Second coldest winter since Korean war for South Korea: Korea Herald columnist

Seoul citizens enjoy skating at an ice park in Yeouido, Seoul, South Korea, on Dec 25, 2017. PHOTO: EPA-EFE

SEOUL (THE KOREA HERALD/ASIA NEWS NETWORK) - The UN soldiers who fought in the Korean War will remember the unbearably cold weather on the Korean Peninsula at the time.

During the Jan 4 Retreat, for example, numerous UN soldiers, especially those from warmer climates, died from the severe cold weather in North Korea in the winter months of end 1950 and early 1951. It is not a coincidence that the title of Pulitzer Prize winner David Halberstam's book on the Korean War is The Coldest Winter: America and the Korean War.

In the book, Halberstam reveals that the United States was not at all interested in Korea at that time. According to him, Washington decided to intervene in the Korea War solely to protect Japan, not Korea.

The book states that Japanese political leaders thought that, geopolitically, the Korean Peninsula would be like a dagger pointing at the throat of Japan if it turned into a communist country backed by the Soviet Union. Washington was obliged to protect Japan from this imminent threat.

To the Americans, however, the Korean Peninsula would not be a threat to their country at all, even if it turned communist. In 1949, General Omar Bradley, chairman of the Joint Chiefs of Staff, even described Korea as a place of no strategic value.

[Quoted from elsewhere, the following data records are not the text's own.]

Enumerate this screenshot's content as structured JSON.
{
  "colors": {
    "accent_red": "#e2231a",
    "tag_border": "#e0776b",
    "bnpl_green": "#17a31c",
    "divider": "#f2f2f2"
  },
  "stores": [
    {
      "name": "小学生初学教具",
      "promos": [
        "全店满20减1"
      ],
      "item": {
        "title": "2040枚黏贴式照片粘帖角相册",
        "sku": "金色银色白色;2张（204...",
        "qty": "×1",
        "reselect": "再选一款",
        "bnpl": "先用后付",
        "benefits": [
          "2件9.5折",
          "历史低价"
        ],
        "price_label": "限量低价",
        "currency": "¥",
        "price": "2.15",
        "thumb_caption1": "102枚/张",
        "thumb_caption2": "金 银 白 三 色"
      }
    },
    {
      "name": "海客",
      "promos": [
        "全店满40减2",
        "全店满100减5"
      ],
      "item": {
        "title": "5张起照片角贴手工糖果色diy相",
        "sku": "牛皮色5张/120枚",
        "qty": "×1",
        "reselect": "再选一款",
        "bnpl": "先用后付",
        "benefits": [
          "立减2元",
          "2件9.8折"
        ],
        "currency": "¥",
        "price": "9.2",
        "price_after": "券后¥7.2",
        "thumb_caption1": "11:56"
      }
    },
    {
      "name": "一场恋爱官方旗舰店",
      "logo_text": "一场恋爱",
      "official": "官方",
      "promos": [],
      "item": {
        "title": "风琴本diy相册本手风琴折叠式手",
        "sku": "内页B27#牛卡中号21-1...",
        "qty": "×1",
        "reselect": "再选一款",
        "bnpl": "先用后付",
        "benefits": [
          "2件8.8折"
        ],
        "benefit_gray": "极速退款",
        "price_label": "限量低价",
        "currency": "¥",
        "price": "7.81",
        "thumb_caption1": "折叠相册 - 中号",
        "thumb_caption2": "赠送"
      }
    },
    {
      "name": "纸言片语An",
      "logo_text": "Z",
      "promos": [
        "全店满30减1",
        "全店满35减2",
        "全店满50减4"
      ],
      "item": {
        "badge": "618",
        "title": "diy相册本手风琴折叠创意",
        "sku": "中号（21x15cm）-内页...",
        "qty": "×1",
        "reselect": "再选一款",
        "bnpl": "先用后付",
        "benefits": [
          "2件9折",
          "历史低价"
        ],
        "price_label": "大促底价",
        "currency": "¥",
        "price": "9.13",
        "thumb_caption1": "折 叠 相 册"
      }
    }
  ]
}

Therefore, dream on, old Koreans, who naively but firmly believe that Washington will never pull its troops from South Korea because of Korea's invaluable strategic value. And wake up, young Koreans, who frivolously assume that the deployment of US troops in Korea is solely for the sake of America's national interests.

Another reason for the US' participation in the Korean War was Washington's concern about the expansion of communism in East Asia. Initially, the US government thought it was Stalin who instigated and manipulated the Korean War. Later, however, it turned out that it was Kim Il Sung's idea and Stalin initially hesitated to approve it. Unlike the ungrounded propaganda of anti-American radicals, the Korean War was not a proxy war of the United States and the Soviet Union. Rather, it was essentially a war between the two ideologically different factions, the North and the South.

Halberstam's aforementioned book also states that when the North Korean troops invaded, South Korean soldiers were not ready to fight back at all. While the North was armed with more than 100 fighters and 150 tanks, South Korean troops had virtually nothing, except for a few outdated M-1 rifles and anti-tank guns that were useless against the sturdy Soviet-made T-34 tanks. To make matters worse, Halberstam writes that numerous South Korean soldiers deserted when the war broke out, and many officers, though brave, were still corrupt opportunists who took bribes and appropriated military budgets.

Halberstam also points out that the only ray of hope for South Korea in the face of aggression from North Korea, China, Japan and the Soviet Union, was a faraway country called the United States. Indeed, who could deny that South Korea was saved by American intervention? And who could possibly deny that Korea has been economically prosperous thanks to the support and assistance from the US? In the eyes of North Korea, therefore, America is the arch enemy that deflated its dream of unifying the peninsula under the communist flag. Hence, we understand why anti-American sentiment is so pervasive in North Korea.

North Korea does not seem to have given up the scheme of establishing a unified communist country on the peninsula.

It is well-known that North Korea's main purpose of developing nuclear missiles is not so much to attack the US as to unify the Korean Peninsula. Experts say that the North Korean threat to the US is ultimately aimed at making America sign a peace treaty and withdraw its troops from South Korea. North Korea seems to believe that if that happens, it could easily take over the South with its nuclear weapons.

Sixty-seven years have passed since the Korean War. Today, South Korea has become an affluent society with cutting-edge technology and economic affluence.

Once again, however, the second-coldest winter seems to be approaching the peninsula, freezing everything we have accomplished. The difference is that this time, no UN troops will come to our rescue. We will have to endure the second-coldest winter alone this time.

In his short story Seoul: 1964, Winter, novelist Kim Seung-ok brilliantly depicts the bleak and desolate landscape of Korean society during the military dictatorship and rapid industrialisation of the 1960s. If he has to write a similarly grim story to portray Korean society in 2018, it would be heartbreaking and devastating.

What in the world have we done for the past 67 years? Why should we go back to repeat our dark past again? I cannot but help shudder at this scenario because living in a communist country will surely be as terrifying as living under military tyranny.

In the new year, I hope South Korea can overcome the cold winter and greet a warm spring.

The writer is a professor emeritus of English at Seoul National University and president of the Literature Translation Institute of Korea. The Korea Herald is a member of The Straits Times media partner Asia News Network, an alliance of 23 news media entities.